DETAILED ACTION
Notice of Pre-AIA  or AIA  Status
The present application, filed on or after March 16, 2013, is being examined under the first inventor to file provisions of the AIA .
Claim Rejections - 35 USC § 102
The following is a quotation of the appropriate paragraphs of 35 U.S.C. 102 that form the basis for the rejections under this section made in this Office action:
A person shall be entitled to a patent unless –

(a)(2) the claimed invention was described in a patent issued under section 151, or in an application for patent published or deemed published under section 122(b), in which the patent or application, as the case may be, names another inventor and was effectively filed before the effective filing date of the claimed invention.

Claim(s) 1-23 is/are rejected under 35 U.S.C. 102(a)(2) as being anticipated by Che et al (US 2020/0249998)

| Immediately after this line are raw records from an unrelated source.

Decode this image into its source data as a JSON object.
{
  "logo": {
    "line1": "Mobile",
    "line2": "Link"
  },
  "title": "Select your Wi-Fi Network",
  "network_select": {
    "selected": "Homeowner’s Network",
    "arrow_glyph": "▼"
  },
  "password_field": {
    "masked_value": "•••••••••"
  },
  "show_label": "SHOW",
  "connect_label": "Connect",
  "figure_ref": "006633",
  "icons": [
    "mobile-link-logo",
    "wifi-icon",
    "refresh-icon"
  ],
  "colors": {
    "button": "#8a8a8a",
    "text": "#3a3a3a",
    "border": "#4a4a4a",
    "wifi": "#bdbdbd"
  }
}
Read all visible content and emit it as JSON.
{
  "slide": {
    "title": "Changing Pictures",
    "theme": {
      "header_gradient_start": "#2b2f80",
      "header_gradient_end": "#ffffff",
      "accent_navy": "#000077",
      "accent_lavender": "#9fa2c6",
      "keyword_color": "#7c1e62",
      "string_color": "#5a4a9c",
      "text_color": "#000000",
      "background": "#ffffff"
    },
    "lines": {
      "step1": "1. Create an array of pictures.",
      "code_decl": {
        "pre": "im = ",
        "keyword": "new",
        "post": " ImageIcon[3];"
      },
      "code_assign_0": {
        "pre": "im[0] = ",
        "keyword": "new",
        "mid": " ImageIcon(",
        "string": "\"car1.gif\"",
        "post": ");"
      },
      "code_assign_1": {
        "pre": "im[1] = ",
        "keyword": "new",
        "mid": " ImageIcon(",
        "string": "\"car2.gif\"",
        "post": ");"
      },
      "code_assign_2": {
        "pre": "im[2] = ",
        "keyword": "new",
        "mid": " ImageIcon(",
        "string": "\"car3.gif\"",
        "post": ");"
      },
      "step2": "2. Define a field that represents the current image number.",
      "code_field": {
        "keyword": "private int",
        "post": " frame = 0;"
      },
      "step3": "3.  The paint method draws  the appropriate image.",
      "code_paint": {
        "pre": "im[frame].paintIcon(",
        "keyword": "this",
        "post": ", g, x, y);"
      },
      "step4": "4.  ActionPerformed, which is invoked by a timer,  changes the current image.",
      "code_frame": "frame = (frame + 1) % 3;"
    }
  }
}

For claim 1, Che teaches a method of implementing a neural network model ([0014] and Figure 2-6), comprising: 
partitioning a neural network model (via 211 and 212 of Figure 3) into first sub-models (nodes and super nodes shown in Figure 4, [0033]-[0035) based on a partitioning standard (e.g., by parsing a machine learning model, [0033]); 
determining second sub-models (213 of Figure 3) by merging at least a portion of the first sub-models (into subsets, Figures 3-4 and [0038]-[0042]) based on characteristics of the first sub-models (“available accelerator resources, each accelerator's capacity, time requirements, properties of a data structure…minimum cut algorithm”, [0038]-[0042]); and 
deploying the second sub-models (214-216 of Figure 3 and [0043]-[0056]).
For claim 2, Che further teaches that the partitioning comprises: 
partitioning the neural network model into the first sub-models based on at least one of a number of times of an operation of an operating segment comprised in the neural network model, an input data size, or an output data size (“1) system and target device information, 2) operation profiling information per target device, and 3) subgraph profiling information per target device”, [0036]).
For claim 3, Che further teaches that the partitioning comprises:
verifying the first sub-models based on a verification standard (whether a super node can be created, [0035]-[0038]); and
in response to the first sub-models not meeting the verification standard for the verifying, modifying the partitioning standard (use of nodes instead of super nodes, [0035]-[0038]).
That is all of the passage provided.